User: Call phone number
Wildfire: What's the number?
User: 617 555 1212
Wildfire:  617 555 1212 -- is that correct?
User:  Yes
Wildfire: Dialing...

Tony Lovell designed Wildfire's dialogs with a mind that when affordable speech recognizers could allow continuous expressions that the users would succeed without having to rethink the basic interface, and if they did not express a command thoroughly enough that the earlier interactions could permit Wildfire to collect any information that had been omitted in the initial command.

Organization of Messages, Contacts and Similar

As the team sought funding for continued development, early incarnations of the prototype interface had a very modal, application-based feel. Switching between these applications was done by saying "Jump to (application name)", e.g., "Jump to Calendar". When "in" an application, the data for that application would be available and some commands might change accordingly. While this working model was familiar to computer users, it seemed to require needless juggling and explanation. The applications seemed like just the sort of underpinnings no one would allude to when asking a person to help them over the phone.

At some point, for a brief while, Lovell decided to replace the "Jump to" command with the use of the word "Wildfire" -- almost as an incantation like "Shazam" -- thinking that overheard use of the system would thereby foster a strong brand awareness. It sounded stilted, however, and within days, he realized "Wildfire" was more naturally employed as the system's "wake up" command. In making this change, he decided to make Wildfire's response a playful "Here I am!" The psychological effect of this choice was profound: it humanized the interaction. "Wildfire" became a person in the same instant, and was generally referred to as "she".

A gradual process of evolution in the command structure resulted which generally followed this pattern. Commands that resembled instructions to a computer gave way to spoken commands one might issue to a person offering remote help over the phone. The notion of jumping between applications was replaced by general purpose commands that worked with "items" the user asked Wildfire to "find" by describing them. This was more natural and obviated the need to conceive and educate the user about an arbitrary organizational model for the contacts, messages, and calendar items.

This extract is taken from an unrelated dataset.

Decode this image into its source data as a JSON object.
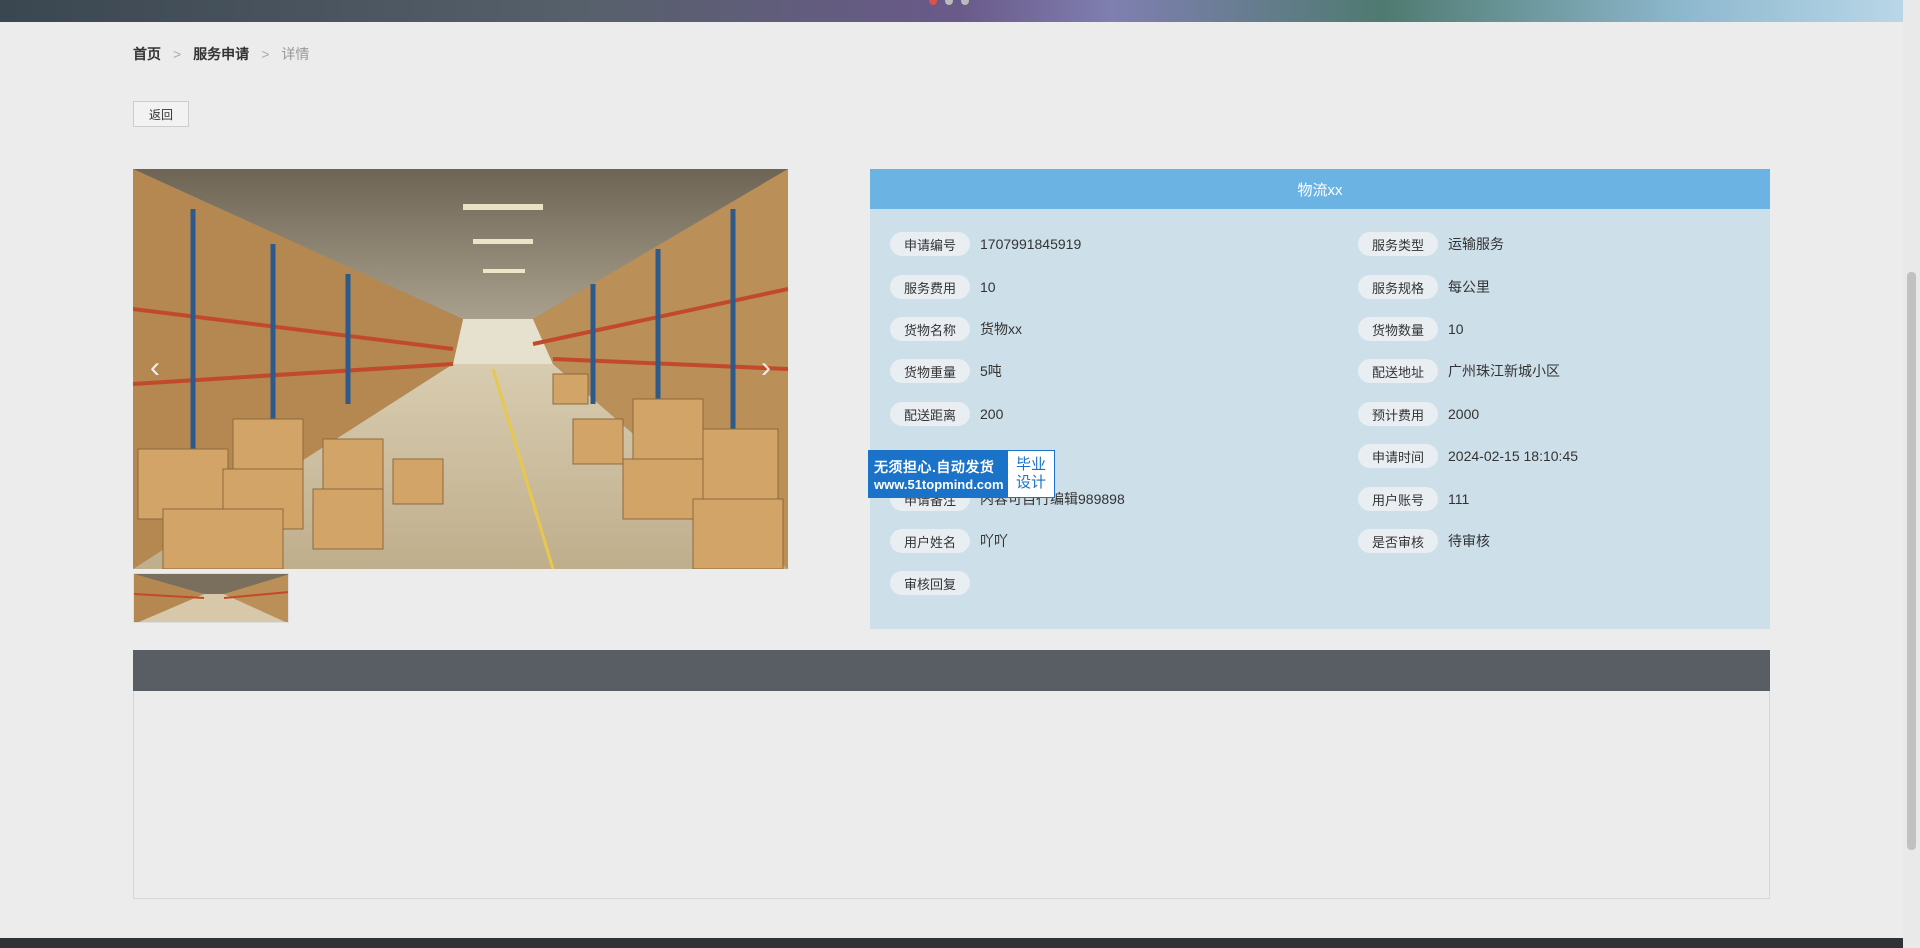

The user could ask Wildfire to find something, such as "find new messages" or "find contact for Jane Barrett", and Wildfire would instantly grab the matching items and respond with their number and some details of the first one, e.g., "I found 5 new messages. The first is from Eric Snider" or "Contact for (Jane Barrett)." The user could work with that first message or single contact by using generic commands such as "Describe it", "Give them a call", "Update it", "What's it say?" or "Throw it away", or he could reorder the set or iterate through it via "Sort them newest first", "Next item", "Previous item."

This interactive model was both natural and tool-like, allowing users considerable flexibility when dealing with large amounts of data and promising to accommodate the addition of new types of data with minimal strain or growth in the interface itself.

See also

Notes

  1. Wildfire was not always grammatically correct. These choices were usually by design. "Call whom?" was deemed to sound persnickety.
  2. Personal names would be spoken back for passive confirmation in the user's own voice. Early Wildfire systems did not use text-to-speech.